Lassen sich die Äußerungen weder als Angriff auf die Menschenwürde noch als Formalbeleidigung oder Schmähung einstufen, kommt es für die zur Feststellung einer Verletzung des Persönlichkeitsrechts erforderliche Abwägung auf die Schwere der Beeinträchtigung der betroffenen Rechtsgüter an, wobei es aber, anderes als im Fall von Tatsachenbehauptungen, grundsätzlich keine Rolle spielt, ob die Kritik berechtigt oder dass Werturteil "richtig" ist. Da es der Sinn jeder zur Meinungsbildung beitragenden öffentlichen Äußerung ist, Aufmerksamkeit zu erregen, sind angesichts der heutigen Reizüberflutung aller Art einprägsame, auch starke Formulierungen hinzunehmen. Das gilt auch für Äußerungen, die in scharfer und abwertender Kritik bestehen, mit übersteigerter Polemik vorgetragen werden oder in ironischer Weise formuliert sind. Der Kritiker darf seine Meinung grundsätzlich auch dann äußern, wenn sie andere für "falsch" oder "ungerecht" halten. Auch die Form der Meinungsäußerung unterliegt der durch Art. 5 Abs. 1 GG geschützten Selbstbestimmung des Äußernden. Verfolgt der Äußernde nicht eigennützige Ziele, sondern dient sein Beitrag dem geistigen Meinungskampf in einer die Öffentlichkeit wesentlich berührenden Frage, spricht die Vermutung für die Zulässigkeit der Äußerung; eine Auslegung der die Meinungsfreiheit beschränkenden Gesetze, die an die Zulässigkeit öffentlicher Kritik überhöhte Anforderungen stellt, ist mit Art. 5 Abs. 1 GG nicht vereinbar (vgl.
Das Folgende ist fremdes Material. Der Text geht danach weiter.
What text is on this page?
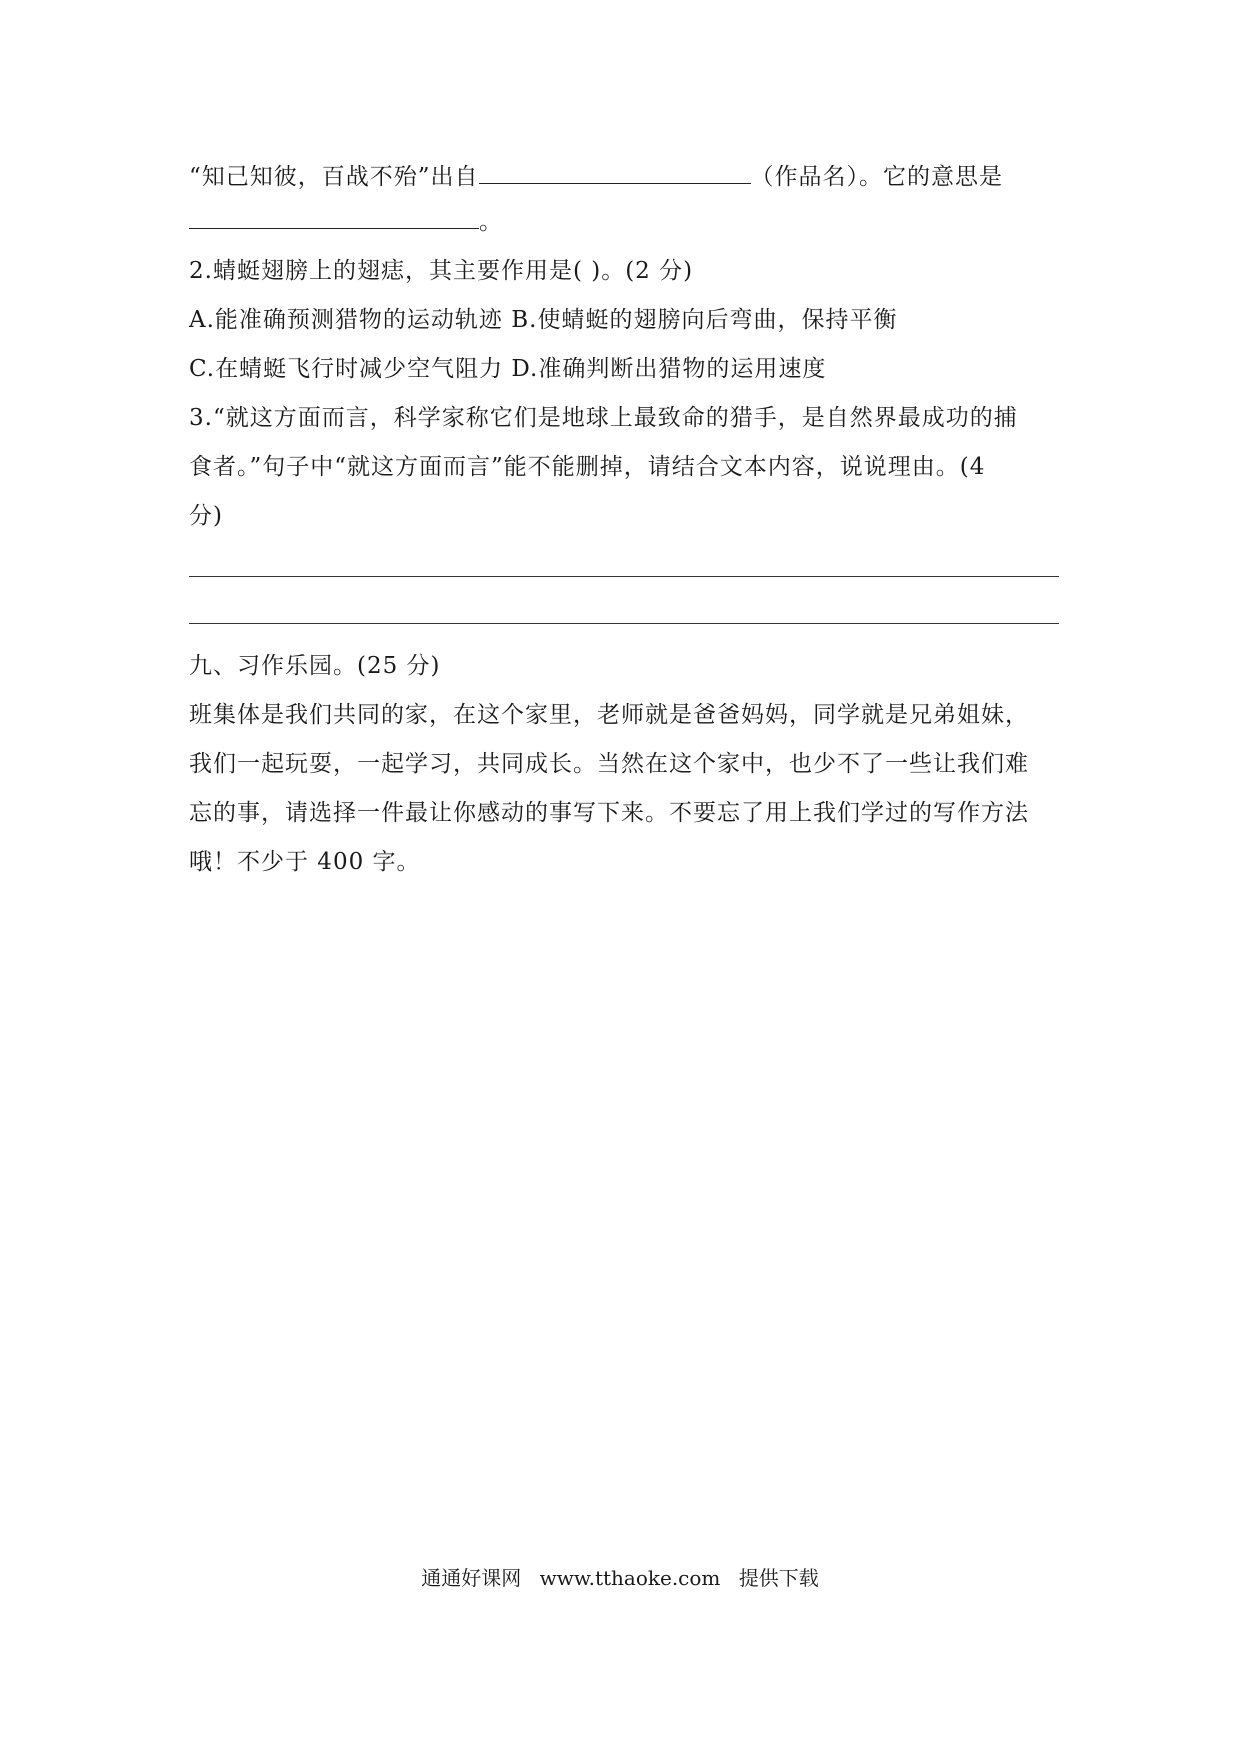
“知己知彼，百战不殆”出自	（作品名）。它的意思是
。
2.蜻蜓翅膀上的翅痣，其主要作用是( )。(2 分)
A.能准确预测猎物的运动轨迹 B.使蜻蜓的翅膀向后弯曲，保持平衡
C.在蜻蜓飞行时减少空气阻力 D.准确判断出猎物的运用速度
3.“就这方面而言，科学家称它们是地球上最致命的猎手，是自然界最成功的捕
食者。”句子中“就这方面而言”能不能删掉，请结合文本内容，说说理由。(4
分)
九、习作乐园。(25 分)
班集体是我们共同的家，在这个家里，老师就是爸爸妈妈，同学就是兄弟姐妹，
我们一起玩耍，一起学习，共同成长。当然在这个家中，也少不了一些让我们难
忘的事，请选择一件最让你感动的事写下来。不要忘了用上我们学过的写作方法
哦！不少于 400 字。
通通好课网 www.tthaoke.com 提供下载
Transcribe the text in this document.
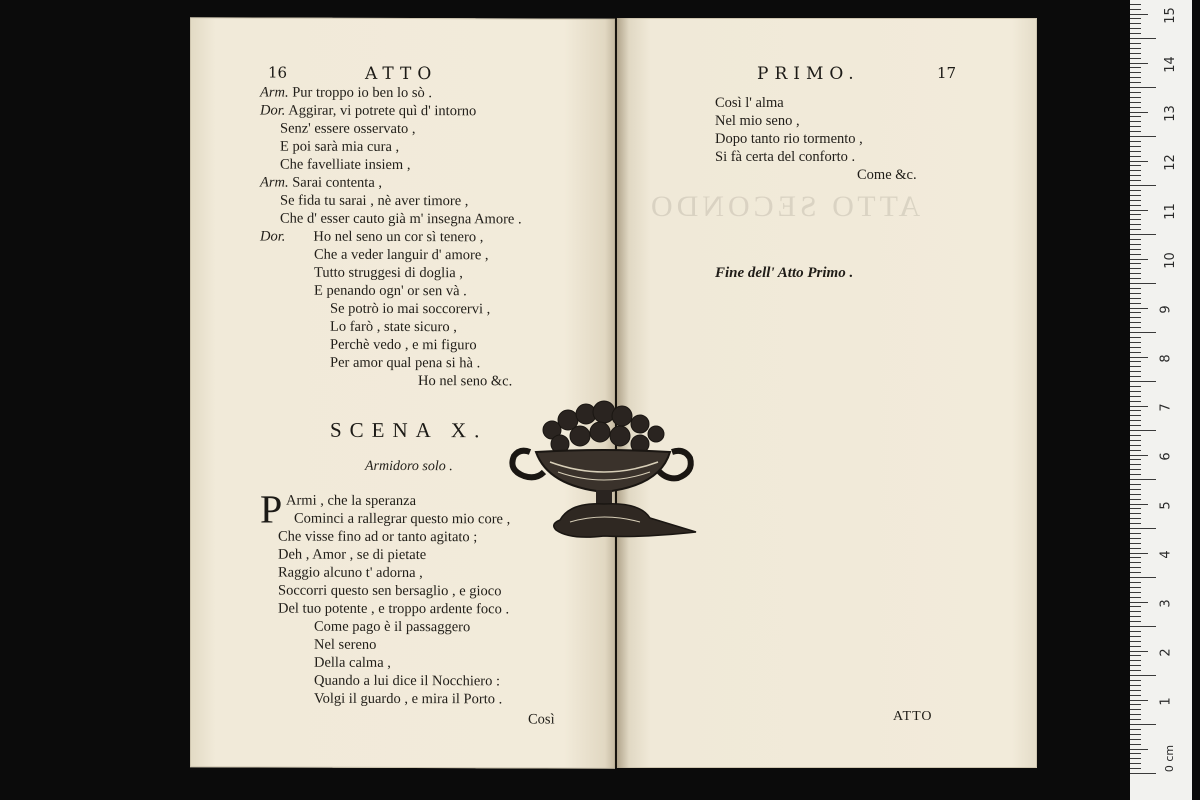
16	ATTO
Arm. Pur troppo io ben lo sò .
Dor. Aggirar, vi potrete quì d' intorno
Senz' essere osservato ,
E poi sarà mia cura ,
Che favelliate insiem ,
Arm. Sarai contenta ,
Se fida tu sarai , nè aver timore ,
Che d' esser cauto già m' insegna Amore .
Dor. Ho nel seno un cor sì tenero ,
Che a veder languir d' amore ,
Tutto struggesi di doglia ,
E penando ogn' or sen và .
Se potrò io mai soccorervi ,
Lo farò , state sicuro ,
Perchè vedo , e mi figuro
Per amor qual pena si hà .
Ho nel seno &c.
SCENA X.
Armidoro solo .
P Armi , che la speranza
Cominci a rallegrar questo mio core ,
Che visse fino ad or tanto agitato ;
Deh , Amor , se di pietate
Raggio alcuno t' adorna ,
Soccorri questo sen bersaglio , e gioco
Del tuo potente , e troppo ardente foco .
Come pago è il passaggero
Nel sereno
Della calma ,
Quando a lui dice il Nocchiero :
Volgi il guardo , e mira il Porto .
Così
PRIMO.	17
ATTO SECONDO
Così l' alma
Nel mio seno ,
Dopo tanto rio tormento ,
Si fà certa del conforto .
Come &c.
Fine dell' Atto Primo .
ATTO
15
14
13
12
11
10
9
8
7
6
5
4
3
2
1
0 cm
BGH NJW 2000, 3421, 3422 m.w.Nachw.).

Mit dem streitigen Flugblatt und der Äußerung auf dem Schild hat sich der Antragsgegner an einer politischen Diskussion in einer die Öffentlichkeit wesentlich berührenden Frage beteiligt. Hierbei hat er sich durch den Abdruck des Wortlauts von § 259 StGB und den Gebrauch des Wortes "Hehlerei" einer plakativen und provokanten Darstellung seiner Argumente bedient. Die Antragsteller bewegen sich auf Grund ihrer Tätigkeit im Randbereich, der von der Diskussion um die Verwertung ehemals enteigneter Grundstücke betroffen ist. Sie müssen als Reflex dieser Diskussion auch Äußerungen wie die hier streitigen hinnehmen. Denn der beabsichtigte Zweck der Äußerungen ist nicht gegen die Antragsteller gerichtet, sie sollen erkennbar nicht angegriffen und in ihrem sozialen Achtungsanspruch herabgewürdigt werden. Vielmehr soll der Blick auf die von den Enteignungen Betroffenen gerichtet werden, sie sollen in ihrem Bemühen um einen Rückerhalt des Eigentums dadurch unterstützt werden, dass mögliche Interessenten an einem Erwerb aus moralischen Gründen abgehalten werden, weil die Betroffenen -- aus Sicht des Antragsgegners -- durch einen solchen Erwerb zum zweiten Mal zum Opfer einer gegen ihre Vermögensinteressen gerichteten Handlungen gemacht werden würden. Zur Durchsetzung einer Rückgabe derartiger Grundstücke soll eine breite Öffentlichkeit gegen die Verkaufsaktionen der Bundesregierung mobilisiert werden. Dadurch werden zwar die Antragsteller als Versteigerer auch betroffen und kritisiert, aber nicht in einer Weise angegriffen, die eine nicht hinzunehmende Verletzung ihres Persönlichkeitsrechtes darstellt.

Die Kostenentscheidung beruht auf § 91 ZPO.